Aubrey Gohass / WWNO
In the western end of New Orleans, residents rushed to drive down a skinny residential road beside the dam on Saturday afternoon. They came here to pick up bags of sand to build flood barriers around their homes before Ida, which made landfall as a Category 4 hurricane on Sunday. Louisiana Governor John Bel Edwards earlier named It is “one of the most powerful storms to hit Louisiana since at least the 1850s.”
For many residents, “putting on sandbags” is a normal ritual for any storm preparation. But the intensity of the storm and seeing neighbors and friends leave caused the shock of Hurricane Katrina. Category 3 storm hit this Gulf Coast Same weekend 16 years ago, killing more than 1,800 people and causing extensive damage along the coast.
Dion Allen evacuated from Algiers during Hurricane Katrina. But she decided to stay during Ida’s period.
Aubrey Gohass / WWNO
“I’m just here to get some sandbags for this storm that came out of nowhere,” Allen said. “Not to mention Katrina’s memory, it’s all very surreal.”
Allen said she just hoped she wasn’t as bad as Katrina.
“After contacting the hotels for two days, I found they were basically all booked up. It’s not easy for some people to go financially…if not mentally and physically as well,” she said.
Officials in the Gulf states were already preparing for the worst before the storm hit.
Governor Edwards fully activated the Louisiana National Guard with 5,000 guards available, and requested resources from FEMA. In neighboring Mississippi, Governor Tate Reeves has taken similar steps.
In Alabama, too, Governor Kay Ivey declared a state of emergency.

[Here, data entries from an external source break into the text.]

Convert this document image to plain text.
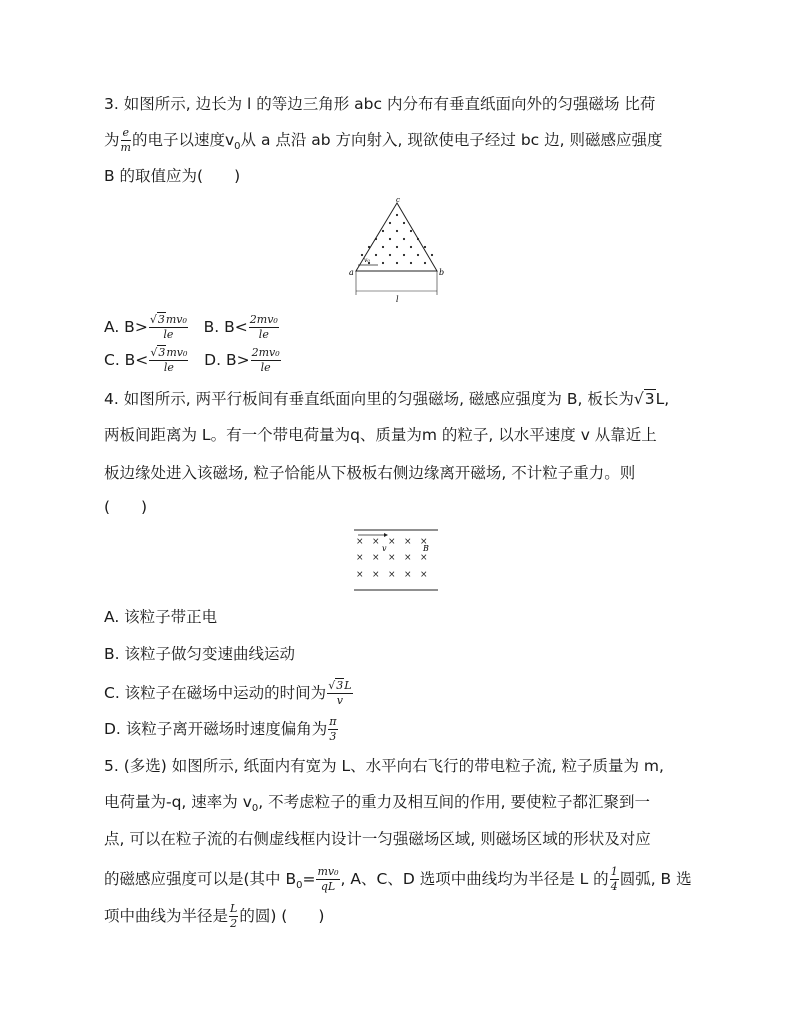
3. 如图所示, 边长为 l 的等边三角形 abc 内分布有垂直纸面向外的匀强磁场 比荷
为 $\frac{e}{m}$ 的电子以速度$v_0$从 a 点沿 ab 方向射入, 现欲使电子经过 bc 边, 则磁感应强度
B 的取值应为(　　)
c
a	b
v₀
l
A. $B> \frac{\text{√3mv₀}}{le} B$. $B< \frac{\text{2mv₀}}{le}$
C. $B< \frac{\text{√3mv₀}}{le} D$. $B> \frac{\text{2mv₀}}{le}$
4. 如图所示, 两平行板间有垂直纸面向里的匀强磁场, 磁感应强度为 B, 板长为√3L,
两板间距离为 L。有一个带电荷量为q、质量为m 的粒子, 以水平速度 v 从靠近上
板边缘处进入该磁场, 粒子恰能从下极板右侧边缘离开磁场, 不计粒子重力。则
(　　)
× × × × ×
× × × × ×
× × × × ×
v	B
A. 该粒子带正电
B. 该粒子做匀变速曲线运动
C. 该粒子在磁场中运动的时间为 $\frac{√3L}{v}$
D. 该粒子离开磁场时速度偏角为 $\frac{\pi}{3}$
5. (多选) 如图所示, 纸面内有宽为 L、水平向右飞行的带电粒子流, 粒子质量为 m,
电荷量为-q, 速率为 $v_0$, 不考虑粒子的重力及相互间的作用, 要使粒子都汇聚到一
点, 可以在粒子流的右侧虚线框内设计一匀强磁场区域, 则磁场区域的形状及对应
的磁感应强度可以是(其中 $B_0= \frac{\text{mv₀}}{qL}$ , A、C、D 选项中曲线均为半径是 L 的 $\frac{1}{4}$ 圆弧, B 选
项中曲线为半径是 $\frac{L}{2}$ 的圆) (　　)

Some decided to take care of voluntary and mandatory eviction notices in parts of Louisiana and Mississippi. Some were unable to leave for financial or other reasons.
The decision-making process excites deja vu for many, such as Chris Dyer, a teacher in New Orleans, who left during Hurricane Katrina as a child. His school was destroyed.
“I teach young and old. I definitely have those flashbacks of when they went to the intercom and said school would be closed on Mondays and Tuesdays. So I guess it’s just going to stay with you. I think it’s always going to be for the long haul.”
For some, those feelings have been exacerbated by the COVID-19 pandemic, like nurse Rachel Adcock who resides in Ocean Springs, Miss., right on the Gulf Coast.
Adcock stayed through Katrina and remembers seeing the graves that were pushed out of the ground. The rising death toll from the pandemic, especially in the south, is exacerbating concern about the potential effects of the storm.
“COVID-19 has hit Ocean Springs really hard. We have friends who are in the ICU at the moment. So their family members are dealing with having their family in the ICU and the hurricane. So I feel deeply for them now,” she said.
Dr. Dennis Shervington, MD, professor of psychiatry at Tulane University School of Medicine has been studying the psychological effects of Hurricane Katrina and says it is critical to consider the mental health of evacuees and remain to ride out the storm.
“We have to remember that, not only are we facing a natural disaster, but a catastrophe that is likely to occur on the 16th anniversary of an earlier disaster, which for some people has not been fully resolved, we know we are in the midst of another catastrophe,” Shervington said.
She said housing is the number one priority and that non-housing individuals, low-income communities of color, children and people without the resources to evacuate will be feeling the effects of the post-storm for a while.
“The most important thing is housing, stability and getting people back so they can work, and right after that, we need to start caring about how our people are feeling.”